I have known the artist Jimmy Gordon since the early eighties when he returned home to Lexington after a long period in California. He was dressed completely in black leather with black spiky hair, dark sunglasses, and was driving a 56′ Buick Roadmaster. The look bespoke of a strange place, somewhere between a scary, skinny Elvis and an apocalyptic punk rocker.
Jimmy painted, a lot, and on any surface he deemed worthy. Our first collaboration was a mural on the side of the Deja Vu clothing store at the corner of Maxwell and S. Upper streets. The large painting depicted a man with a watermelon slice on his head, descending from the heavens onto a beach. The owners seemed pleased, but later the neighbors complained and it was taken down. Alas, the life of the artist.
Jimmy moved to Florida after a couple years back in Lexington, and descended on a beach himself, first in Miami and then Sarasota. He had a thing for the warmer climes, but we stayed in touch. He would mail me wild, self-made post cards and cassette tapes of his highly original music and sound-making.
He came back to town to live in 2000,and, as he had always done before, transformed his house into a place which could only be described as Gordonesque, his work all around, with little knickknacks, curios and cheap little toys everywhere, little things he was always buying and placing very thoughtfully around. He also bought some old cars and began to decorate them in his own special way. A documentary film needed making and so it came to be.

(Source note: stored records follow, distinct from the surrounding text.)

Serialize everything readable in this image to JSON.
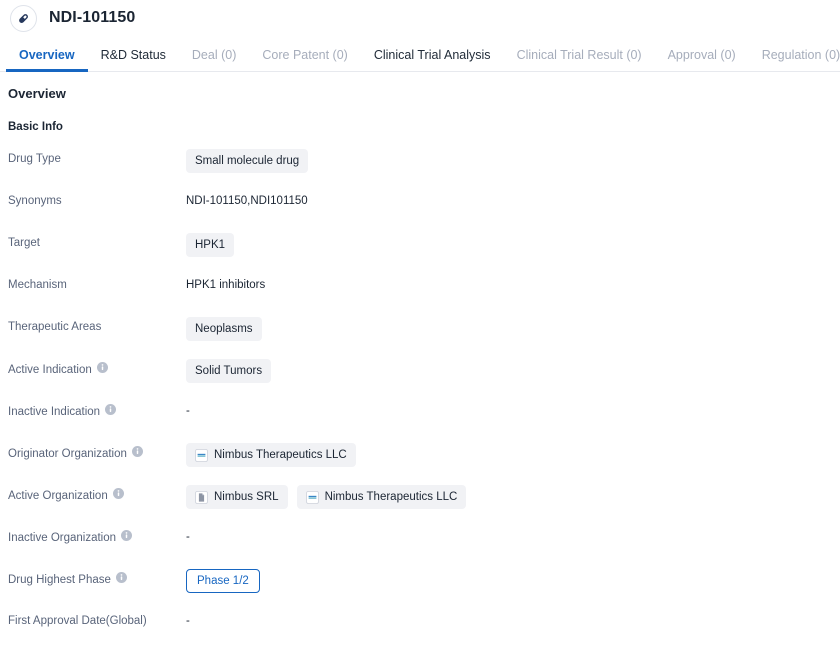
{
  "header": {
    "title": "NDI-101150",
    "avatar_icon": "pill-capsule-icon"
  },
  "tabs": [
    {
      "label": "Overview",
      "state": "active"
    },
    {
      "label": "R&D Status",
      "state": "normal"
    },
    {
      "label": "Deal (0)",
      "state": "disabled"
    },
    {
      "label": "Core Patent (0)",
      "state": "disabled"
    },
    {
      "label": "Clinical Trial Analysis",
      "state": "normal"
    },
    {
      "label": "Clinical Trial Result (0)",
      "state": "disabled"
    },
    {
      "label": "Approval (0)",
      "state": "disabled"
    },
    {
      "label": "Regulation (0)",
      "state": "disabled"
    }
  ],
  "overview": {
    "section_title": "Overview",
    "subsection_title": "Basic Info",
    "rows": [
      {
        "label": "Drug Type",
        "has_info": false,
        "type": "chips",
        "values": [
          "Small molecule drug"
        ]
      },
      {
        "label": "Synonyms",
        "has_info": false,
        "type": "text",
        "values": [
          "NDI-101150,NDI101150"
        ]
      },
      {
        "label": "Target",
        "has_info": false,
        "type": "chips",
        "values": [
          "HPK1"
        ]
      },
      {
        "label": "Mechanism",
        "has_info": false,
        "type": "text",
        "values": [
          "HPK1 inhibitors"
        ]
      },
      {
        "label": "Therapeutic Areas",
        "has_info": false,
        "type": "chips",
        "values": [
          "Neoplasms"
        ]
      },
      {
        "label": "Active Indication",
        "has_info": true,
        "type": "chips",
        "values": [
          "Solid Tumors"
        ]
      },
      {
        "label": "Inactive Indication",
        "has_info": true,
        "type": "text",
        "values": [
          "-"
        ]
      },
      {
        "label": "Originator Organization",
        "has_info": true,
        "type": "org-chips",
        "orgs": [
          {
            "name": "Nimbus Therapeutics LLC",
            "logo": "nimbus-stripes-logo-icon"
          }
        ]
      },
      {
        "label": "Active Organization",
        "has_info": true,
        "type": "org-chips",
        "orgs": [
          {
            "name": "Nimbus SRL",
            "logo": "document-page-logo-icon"
          },
          {
            "name": "Nimbus Therapeutics LLC",
            "logo": "nimbus-stripes-logo-icon"
          }
        ]
      },
      {
        "label": "Inactive Organization",
        "has_info": true,
        "type": "text",
        "values": [
          "-"
        ]
      },
      {
        "label": "Drug Highest Phase",
        "has_info": true,
        "type": "phase",
        "values": [
          "Phase 1/2"
        ]
      },
      {
        "label": "First Approval Date(Global)",
        "has_info": false,
        "type": "text",
        "values": [
          "-"
        ]
      }
    ]
  },
  "colors": {
    "accent": "#1766c1",
    "label": "#59647a",
    "text": "#1b2533",
    "chip_bg": "#f1f2f5",
    "disabled_tab": "#a6adbb"
  }
}
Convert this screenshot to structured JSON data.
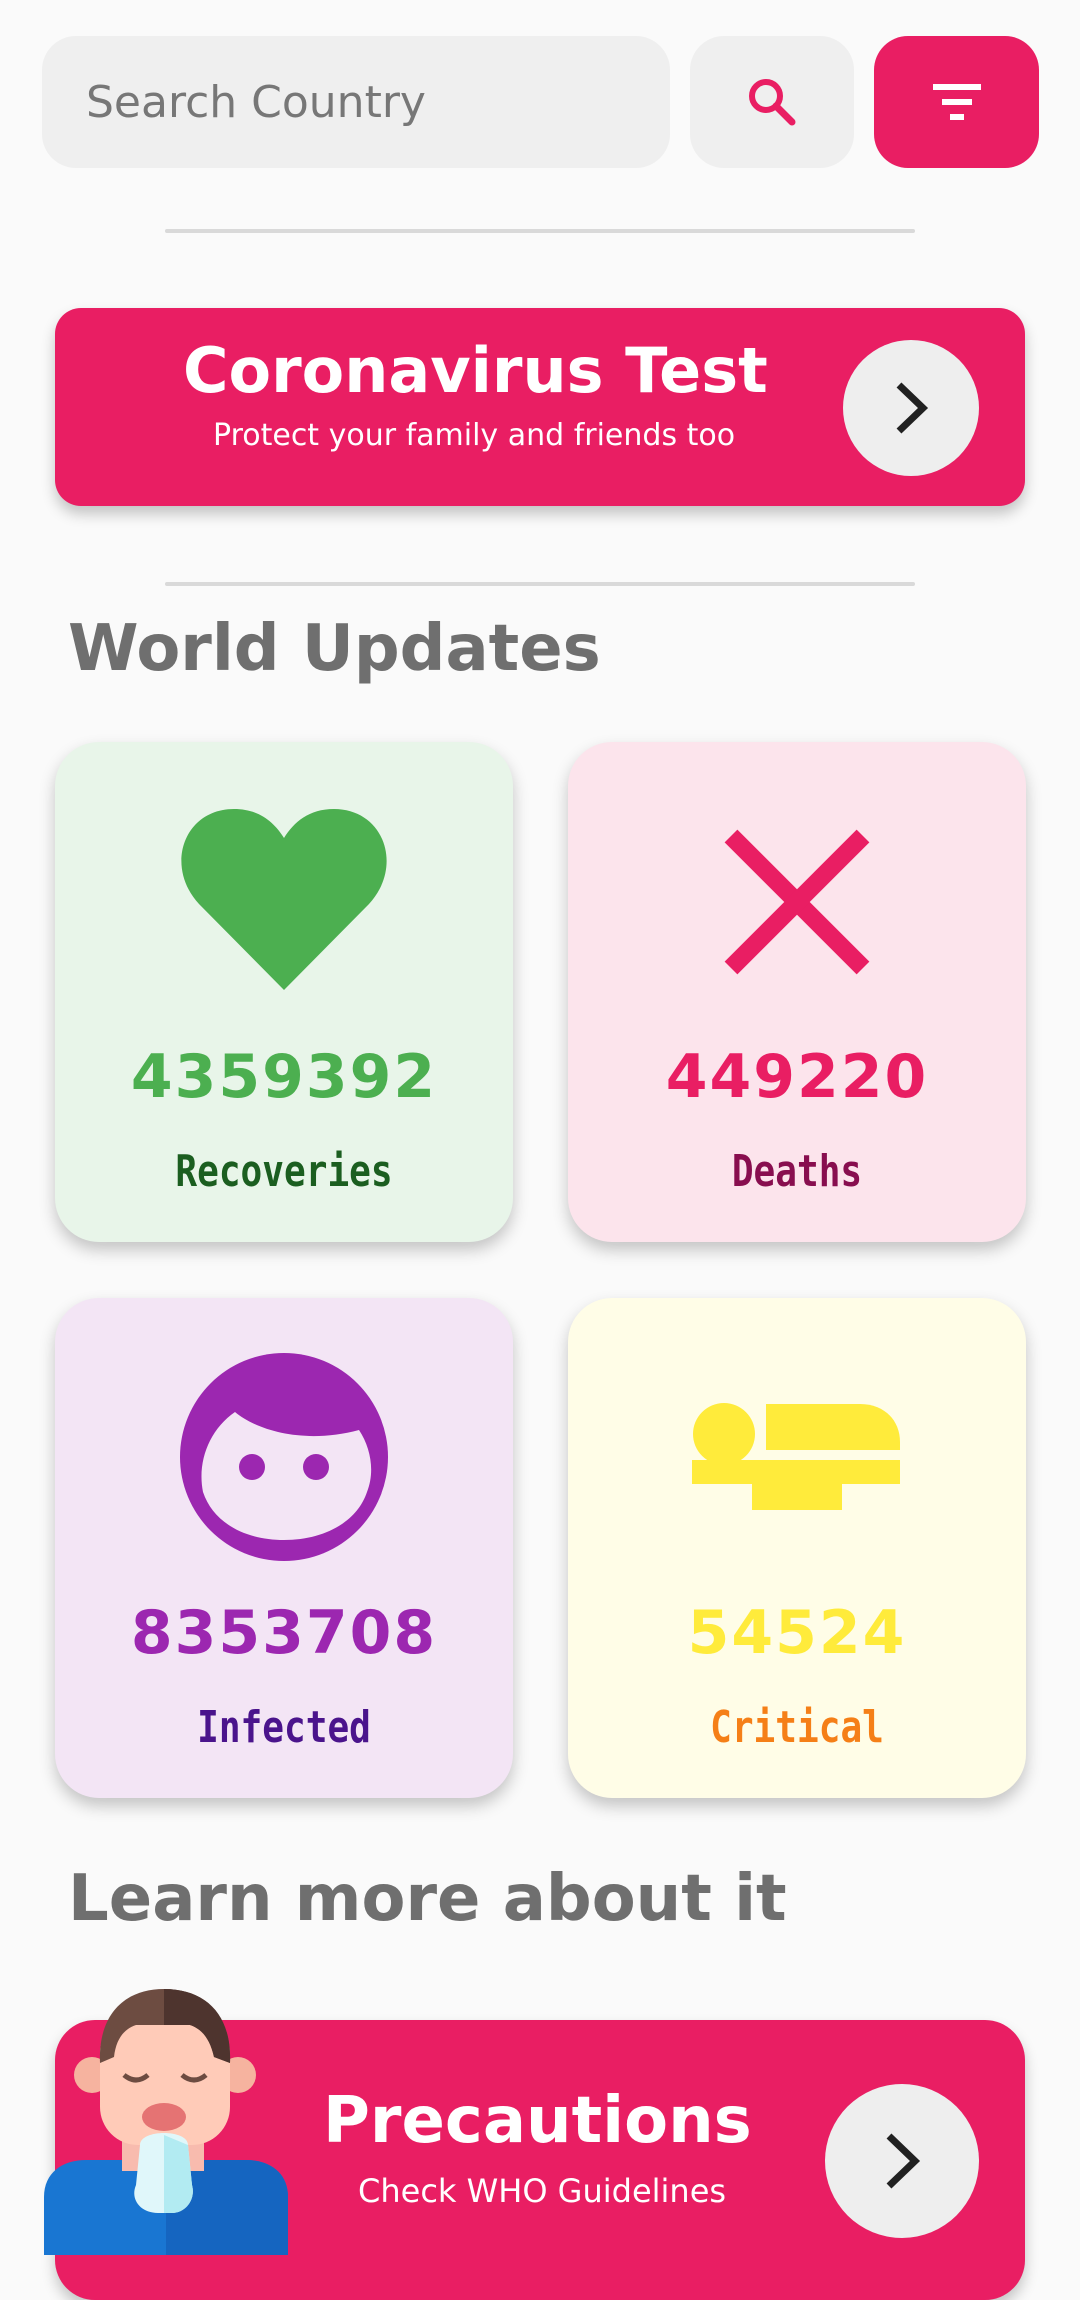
{
  "search": {
    "placeholder": "Search Country"
  },
  "test_banner": {
    "title": "Coronavirus Test",
    "subtitle": "Protect your family and friends too"
  },
  "world_updates": {
    "title": "World Updates",
    "cards": [
      {
        "value": "4359392",
        "label": "Recoveries",
        "icon": "heart-icon",
        "bg": "#e8f5e9",
        "value_color": "#4caf50",
        "label_color": "#1b5e20"
      },
      {
        "value": "449220",
        "label": "Deaths",
        "icon": "close-icon",
        "bg": "#fce4ec",
        "value_color": "#e91e63",
        "label_color": "#880e4f"
      },
      {
        "value": "8353708",
        "label": "Infected",
        "icon": "face-icon",
        "bg": "#f3e5f5",
        "value_color": "#9c27b0",
        "label_color": "#4a148c"
      },
      {
        "value": "54524",
        "label": "Critical",
        "icon": "hospital-bed-icon",
        "bg": "#fffde7",
        "value_color": "#ffeb3b",
        "label_color": "#f57f17"
      }
    ]
  },
  "learn_more": {
    "title": "Learn more about it",
    "precautions": {
      "title": "Precautions",
      "subtitle": "Check WHO Guidelines"
    }
  },
  "colors": {
    "accent": "#e91e63",
    "background": "#fafafa"
  }
}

“Searching for Wolfboy: the Art of Jimmy Gordon” is an attempt to capture the visual output of a unique, Central Kentucky talent and, I feel, when he’s on his game, a surrealist painter who could exhibit along side the best of that genre.
Good film projects often come together in a seemingly effortless way, blessed from above, I reckon. The uber-talented Philip High granted me permission to use his music from a CD he had just finished recording. His work provided the structure to an edit that would have been difficult without his post-modern soundscapes to support the imagery.
The late and wonderful Mike Broadus and the ever-articulate artist Bob Morgan, both very close to the subject, were essential interviews in the film.
Also, the beautiful and strange cinematography of Dana Stokes, a good friend of Jimmy’s from his Florida days, flowed sublimely into place.
And, of course, the paintings, the personality, and the presence of the artist were the prime components of a film that always felt like a dream while I was editing it. I was never sure of where I was, of what had just occurred, or what was about to happen.
A fitting state of mind, given the subject.